Hearings on the search might be held later

SAN FRANCISCO -- A federal judge said Wednesday she would
not immediately dismiss charges against four men accused of
distributing steroids to top athletes, amid accusations that
prosecutors illegally searched a nutritional supplement laboratory
and Barry Bonds' trainer's house and car.

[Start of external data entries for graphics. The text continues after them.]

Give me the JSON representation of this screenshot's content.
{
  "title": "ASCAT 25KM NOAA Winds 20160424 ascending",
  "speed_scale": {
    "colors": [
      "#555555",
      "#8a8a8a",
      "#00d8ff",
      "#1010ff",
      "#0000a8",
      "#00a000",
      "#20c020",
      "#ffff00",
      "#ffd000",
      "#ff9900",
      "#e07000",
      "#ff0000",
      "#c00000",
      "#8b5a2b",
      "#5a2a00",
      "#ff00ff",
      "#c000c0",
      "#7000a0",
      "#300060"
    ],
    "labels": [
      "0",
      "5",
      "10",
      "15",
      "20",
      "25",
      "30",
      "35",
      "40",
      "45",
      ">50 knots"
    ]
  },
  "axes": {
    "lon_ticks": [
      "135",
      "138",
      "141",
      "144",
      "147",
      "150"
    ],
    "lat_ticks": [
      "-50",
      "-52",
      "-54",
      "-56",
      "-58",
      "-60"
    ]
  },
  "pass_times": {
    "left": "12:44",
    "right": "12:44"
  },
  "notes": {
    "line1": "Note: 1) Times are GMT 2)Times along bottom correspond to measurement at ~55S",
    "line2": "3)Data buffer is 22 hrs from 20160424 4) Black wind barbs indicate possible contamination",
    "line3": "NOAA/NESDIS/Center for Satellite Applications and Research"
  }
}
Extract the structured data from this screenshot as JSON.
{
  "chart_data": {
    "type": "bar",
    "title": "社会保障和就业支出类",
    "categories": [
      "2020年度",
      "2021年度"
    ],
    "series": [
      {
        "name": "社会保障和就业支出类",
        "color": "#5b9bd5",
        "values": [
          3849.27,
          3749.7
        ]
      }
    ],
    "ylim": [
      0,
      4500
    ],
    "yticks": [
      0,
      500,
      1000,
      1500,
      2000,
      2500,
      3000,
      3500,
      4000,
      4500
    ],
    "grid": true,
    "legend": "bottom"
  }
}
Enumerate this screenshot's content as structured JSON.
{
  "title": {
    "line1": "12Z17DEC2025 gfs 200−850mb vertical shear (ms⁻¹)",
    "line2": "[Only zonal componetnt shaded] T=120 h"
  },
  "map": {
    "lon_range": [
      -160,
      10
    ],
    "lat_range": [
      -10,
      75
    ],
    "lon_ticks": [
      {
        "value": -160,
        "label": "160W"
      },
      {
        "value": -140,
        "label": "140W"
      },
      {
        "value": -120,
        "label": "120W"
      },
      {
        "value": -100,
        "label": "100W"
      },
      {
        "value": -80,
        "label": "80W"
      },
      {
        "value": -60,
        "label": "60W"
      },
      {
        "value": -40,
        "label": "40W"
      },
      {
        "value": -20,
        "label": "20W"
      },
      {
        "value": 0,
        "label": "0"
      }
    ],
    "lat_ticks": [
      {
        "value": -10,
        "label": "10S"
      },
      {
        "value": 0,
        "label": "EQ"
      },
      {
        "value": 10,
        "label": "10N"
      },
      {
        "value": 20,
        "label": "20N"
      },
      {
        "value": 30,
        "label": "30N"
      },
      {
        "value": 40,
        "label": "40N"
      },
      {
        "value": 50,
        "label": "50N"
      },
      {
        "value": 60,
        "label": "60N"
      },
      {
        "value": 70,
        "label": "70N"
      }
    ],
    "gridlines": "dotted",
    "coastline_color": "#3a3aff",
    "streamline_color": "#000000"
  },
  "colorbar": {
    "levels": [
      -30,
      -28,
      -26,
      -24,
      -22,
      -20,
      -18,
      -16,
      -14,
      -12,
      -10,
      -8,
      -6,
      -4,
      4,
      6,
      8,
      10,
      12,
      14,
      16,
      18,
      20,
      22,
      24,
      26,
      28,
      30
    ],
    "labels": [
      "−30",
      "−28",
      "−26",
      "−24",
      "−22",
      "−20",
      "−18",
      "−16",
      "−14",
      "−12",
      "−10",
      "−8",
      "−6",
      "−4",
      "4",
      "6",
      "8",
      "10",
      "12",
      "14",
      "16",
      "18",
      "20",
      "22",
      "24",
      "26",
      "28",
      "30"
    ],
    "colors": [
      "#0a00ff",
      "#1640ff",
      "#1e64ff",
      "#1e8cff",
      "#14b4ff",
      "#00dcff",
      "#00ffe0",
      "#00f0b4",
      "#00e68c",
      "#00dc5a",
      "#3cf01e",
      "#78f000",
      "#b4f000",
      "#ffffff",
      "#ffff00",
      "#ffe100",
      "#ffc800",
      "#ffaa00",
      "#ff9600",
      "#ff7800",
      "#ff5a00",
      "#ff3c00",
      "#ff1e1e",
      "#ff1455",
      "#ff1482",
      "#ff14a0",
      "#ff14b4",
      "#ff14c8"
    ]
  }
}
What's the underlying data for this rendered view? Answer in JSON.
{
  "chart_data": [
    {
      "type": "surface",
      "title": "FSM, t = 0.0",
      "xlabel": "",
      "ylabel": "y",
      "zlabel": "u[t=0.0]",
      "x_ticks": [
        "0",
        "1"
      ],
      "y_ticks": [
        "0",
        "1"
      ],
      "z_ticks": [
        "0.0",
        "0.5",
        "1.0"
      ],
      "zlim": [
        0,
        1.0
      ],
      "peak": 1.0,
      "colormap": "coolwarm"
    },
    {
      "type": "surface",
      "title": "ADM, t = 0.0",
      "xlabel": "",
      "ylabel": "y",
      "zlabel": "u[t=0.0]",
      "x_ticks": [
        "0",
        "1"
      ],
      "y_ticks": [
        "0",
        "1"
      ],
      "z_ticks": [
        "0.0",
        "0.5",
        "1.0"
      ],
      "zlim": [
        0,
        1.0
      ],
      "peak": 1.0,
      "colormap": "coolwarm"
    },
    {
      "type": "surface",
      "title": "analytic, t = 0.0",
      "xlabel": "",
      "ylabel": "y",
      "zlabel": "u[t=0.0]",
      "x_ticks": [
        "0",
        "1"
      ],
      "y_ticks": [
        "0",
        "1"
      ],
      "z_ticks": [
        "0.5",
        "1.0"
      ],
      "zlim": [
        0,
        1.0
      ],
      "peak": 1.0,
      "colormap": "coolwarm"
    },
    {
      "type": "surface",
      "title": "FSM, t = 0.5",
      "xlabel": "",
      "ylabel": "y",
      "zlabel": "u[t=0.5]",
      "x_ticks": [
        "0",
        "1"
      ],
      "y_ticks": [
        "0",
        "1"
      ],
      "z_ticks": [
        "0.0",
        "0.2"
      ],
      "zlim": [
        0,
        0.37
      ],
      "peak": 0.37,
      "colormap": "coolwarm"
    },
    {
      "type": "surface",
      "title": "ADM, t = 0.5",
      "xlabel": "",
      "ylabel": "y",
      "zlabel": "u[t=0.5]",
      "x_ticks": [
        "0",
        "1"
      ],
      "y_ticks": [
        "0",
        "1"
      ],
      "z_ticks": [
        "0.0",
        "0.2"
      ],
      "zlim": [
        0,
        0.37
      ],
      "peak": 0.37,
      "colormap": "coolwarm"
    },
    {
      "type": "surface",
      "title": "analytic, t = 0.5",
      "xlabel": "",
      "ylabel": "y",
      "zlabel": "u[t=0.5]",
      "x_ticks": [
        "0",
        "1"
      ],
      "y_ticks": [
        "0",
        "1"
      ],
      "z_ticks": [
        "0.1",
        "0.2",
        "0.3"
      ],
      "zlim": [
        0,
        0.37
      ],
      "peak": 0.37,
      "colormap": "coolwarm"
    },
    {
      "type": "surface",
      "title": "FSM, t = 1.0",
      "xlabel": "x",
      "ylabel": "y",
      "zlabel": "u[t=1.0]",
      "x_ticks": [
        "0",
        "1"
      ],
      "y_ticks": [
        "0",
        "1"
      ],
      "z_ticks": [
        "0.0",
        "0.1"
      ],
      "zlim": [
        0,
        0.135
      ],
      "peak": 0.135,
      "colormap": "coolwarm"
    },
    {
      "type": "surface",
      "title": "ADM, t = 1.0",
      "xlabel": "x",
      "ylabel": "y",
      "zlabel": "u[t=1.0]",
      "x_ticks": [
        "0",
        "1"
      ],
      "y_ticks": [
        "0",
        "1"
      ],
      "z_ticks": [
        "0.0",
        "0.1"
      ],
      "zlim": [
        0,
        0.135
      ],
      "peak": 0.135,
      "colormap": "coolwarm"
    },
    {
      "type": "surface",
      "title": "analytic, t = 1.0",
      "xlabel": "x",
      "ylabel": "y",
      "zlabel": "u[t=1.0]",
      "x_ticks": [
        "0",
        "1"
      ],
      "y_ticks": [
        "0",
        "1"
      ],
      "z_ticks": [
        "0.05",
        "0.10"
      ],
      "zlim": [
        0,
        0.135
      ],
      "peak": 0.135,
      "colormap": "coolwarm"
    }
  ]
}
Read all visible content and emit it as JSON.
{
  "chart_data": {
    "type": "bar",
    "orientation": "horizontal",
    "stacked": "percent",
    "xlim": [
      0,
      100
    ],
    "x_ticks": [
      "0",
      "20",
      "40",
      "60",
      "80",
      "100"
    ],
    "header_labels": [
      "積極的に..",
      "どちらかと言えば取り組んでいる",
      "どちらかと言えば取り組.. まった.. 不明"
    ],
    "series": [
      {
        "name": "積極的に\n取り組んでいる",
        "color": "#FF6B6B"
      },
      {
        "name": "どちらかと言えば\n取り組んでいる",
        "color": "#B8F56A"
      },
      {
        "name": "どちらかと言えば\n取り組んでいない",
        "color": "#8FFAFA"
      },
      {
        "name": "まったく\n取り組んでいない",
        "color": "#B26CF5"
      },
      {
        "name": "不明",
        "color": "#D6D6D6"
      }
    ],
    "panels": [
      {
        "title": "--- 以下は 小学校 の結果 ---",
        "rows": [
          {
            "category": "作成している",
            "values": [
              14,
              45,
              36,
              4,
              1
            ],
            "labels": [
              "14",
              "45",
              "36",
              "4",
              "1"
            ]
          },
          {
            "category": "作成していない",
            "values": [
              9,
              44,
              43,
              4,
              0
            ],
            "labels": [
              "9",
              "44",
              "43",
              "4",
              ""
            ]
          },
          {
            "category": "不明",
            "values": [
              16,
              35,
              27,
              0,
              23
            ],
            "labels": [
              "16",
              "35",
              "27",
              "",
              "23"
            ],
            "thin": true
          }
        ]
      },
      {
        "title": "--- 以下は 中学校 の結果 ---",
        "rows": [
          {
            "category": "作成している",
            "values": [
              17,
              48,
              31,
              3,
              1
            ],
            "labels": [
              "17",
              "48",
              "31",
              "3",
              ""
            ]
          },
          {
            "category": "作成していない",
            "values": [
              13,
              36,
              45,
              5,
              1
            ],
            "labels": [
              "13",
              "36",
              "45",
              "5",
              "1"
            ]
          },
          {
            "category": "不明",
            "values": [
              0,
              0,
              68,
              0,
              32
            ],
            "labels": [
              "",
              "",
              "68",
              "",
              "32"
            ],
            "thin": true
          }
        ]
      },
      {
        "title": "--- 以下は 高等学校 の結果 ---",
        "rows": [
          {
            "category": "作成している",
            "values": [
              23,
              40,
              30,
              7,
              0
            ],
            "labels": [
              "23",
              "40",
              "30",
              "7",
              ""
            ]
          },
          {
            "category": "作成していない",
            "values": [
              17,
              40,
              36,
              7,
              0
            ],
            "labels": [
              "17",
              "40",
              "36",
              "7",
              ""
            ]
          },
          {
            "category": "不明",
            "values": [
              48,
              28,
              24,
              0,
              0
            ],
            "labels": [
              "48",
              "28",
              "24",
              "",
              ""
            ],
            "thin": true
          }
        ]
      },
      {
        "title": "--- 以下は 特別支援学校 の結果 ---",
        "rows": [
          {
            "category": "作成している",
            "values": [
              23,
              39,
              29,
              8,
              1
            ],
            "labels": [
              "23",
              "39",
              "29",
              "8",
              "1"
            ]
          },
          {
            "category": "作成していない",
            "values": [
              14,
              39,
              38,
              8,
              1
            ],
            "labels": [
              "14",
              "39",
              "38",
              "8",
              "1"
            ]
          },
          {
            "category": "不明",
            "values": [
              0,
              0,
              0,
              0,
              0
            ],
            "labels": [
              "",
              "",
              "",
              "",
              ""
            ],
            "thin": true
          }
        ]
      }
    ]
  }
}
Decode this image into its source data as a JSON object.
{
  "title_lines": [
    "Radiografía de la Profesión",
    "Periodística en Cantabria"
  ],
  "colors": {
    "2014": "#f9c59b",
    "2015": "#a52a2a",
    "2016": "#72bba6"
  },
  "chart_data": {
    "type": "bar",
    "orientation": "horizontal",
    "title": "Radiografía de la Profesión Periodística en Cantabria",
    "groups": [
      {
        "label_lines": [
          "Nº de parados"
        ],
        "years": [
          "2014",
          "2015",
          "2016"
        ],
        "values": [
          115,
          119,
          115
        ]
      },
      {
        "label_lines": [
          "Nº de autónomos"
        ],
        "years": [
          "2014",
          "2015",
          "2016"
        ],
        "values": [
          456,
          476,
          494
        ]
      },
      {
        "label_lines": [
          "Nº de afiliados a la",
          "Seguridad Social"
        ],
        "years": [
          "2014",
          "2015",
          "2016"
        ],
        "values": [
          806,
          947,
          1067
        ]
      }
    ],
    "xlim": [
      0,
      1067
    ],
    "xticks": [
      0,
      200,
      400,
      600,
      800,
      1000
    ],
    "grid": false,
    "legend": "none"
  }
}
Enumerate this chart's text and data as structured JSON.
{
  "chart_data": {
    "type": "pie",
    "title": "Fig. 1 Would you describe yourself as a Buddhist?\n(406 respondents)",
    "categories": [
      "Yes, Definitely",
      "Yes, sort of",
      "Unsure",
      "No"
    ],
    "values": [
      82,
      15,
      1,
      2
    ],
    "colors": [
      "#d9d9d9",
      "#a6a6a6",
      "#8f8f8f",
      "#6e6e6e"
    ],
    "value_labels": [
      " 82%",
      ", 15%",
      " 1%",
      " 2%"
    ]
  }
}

At the outset of an 80-minute hearing, U.S. District Judge Susan
Illston ruled "my preliminary view is to deny everything." She
said a written ruling would come soon, and set a preliminary trial
date in March.
But before trial, Illston said she may conduct evidentiary
hearings in January into whether federal agents illegally searched
Victor Conte's Bay Area Laboratory Co-Operative in Burlingame, and
wrongfully obtained statements from him and its vice president,
James Valente.
The outcome of those hearings could determine whether some or
all of the charges would be dismissed, as attorneys for the four
defendants demanded Wednesday.
Conte, Valente, Bonds' trainer Greg Anderson, and track coach
Remi Korchemny face federal indictment on a range of accusations,
including distributing steroids, possession of human growth
hormone, money laundering and misbranding drugs with intent to
defraud. All have pleaded not guilty.
Attorneys for Conte, Valente and Anderson said searches last
year at BALCO and at Anderson's Burlingame house were illegal
because officers did not supply search warrants to the men. Federal
agents stated in court records that they seized calendars and other
documents detailing the use of steroids by professional baseball
players during the search of Anderson's home.
"Included among these files with apparent steroid distribution
details was a folder for Barry Bonds," Internal Revenue Service
agent Jeff Novitzky wrote in court documents. Bonds denies using
In court papers last month, Novitzky wrote that during the
September 2003 raid on BALCO, "Conte openly acknowledged giving
testosterone-base cream, itself a steroid, to numerous professional
athletes and specifically identified the names of the specific
athletes to whom he had given drugs."
An IRS memo about that conversation listed baseball players
Bonds, Jason Giambi and Gary Sheffield, in addition to track
standouts Marion Jones, Tim Montgomery and others.
These and other athletes testified before a federal grand jury
here, which eventually led to the indictment of the four men.
Robert Holley and Troy Ellerman, attorneys for Valente and
Conte, also said the statements their clients allegedly made to the
government should not be allowed as evidence. The attorneys said
their two clients believed they were not free to leave the premises
during the search by armed agents, meaning any statements they made
there cannot be used in court because their rights were not read to
"The government has treated this case frivolously," Holley
told the judge. He said if a person doesn't believe he is free to
leave police during questioning, that person is under arrest and
must be given Miranda rights.
Prosecutor Jeff Nedrow said the fact that agents waited until
the end of an eight-hour search to review the warrant with Conte
and Valente was simply a "technical violation." And, he said,
Anderson was shown the search warrant during the raid of his
property, an assertion Anderson's attorneys dispute.
"Is it a violation that requires suppression?" Nedrow asked
Illston. "Absolutely not."
Attorneys for all four also urged Illston to dismiss the entire
case because of what Anderson attorney Tony Serra called
"outrageous governmental behavior."
Serra alleged the government had leaked damaging evidence, or
"poison ink," to the San Francisco Chronicle, preventing the four
from getting a fair trial by an unbiased jury.
Among the most damaging leaks was a secret recording the
Chronicle described in an October published report. A voice the
Chronicle claimed to be Anderson's was heard saying he provided
steroids to Bonds.
Nedrow denied the government was responsible for the leaks,
reminding the judge that Conte is making his own case to the media
by appearing Friday on ABC's 20/20 to discuss it.
Outside the courtroom, Conte read a statement about his upcoming
ABC interview and took no questions.
"The truth, the whole truth and nothing but the truth will be
told by Victor Conte," he said.
The case is United States v. Conte, 04-0044.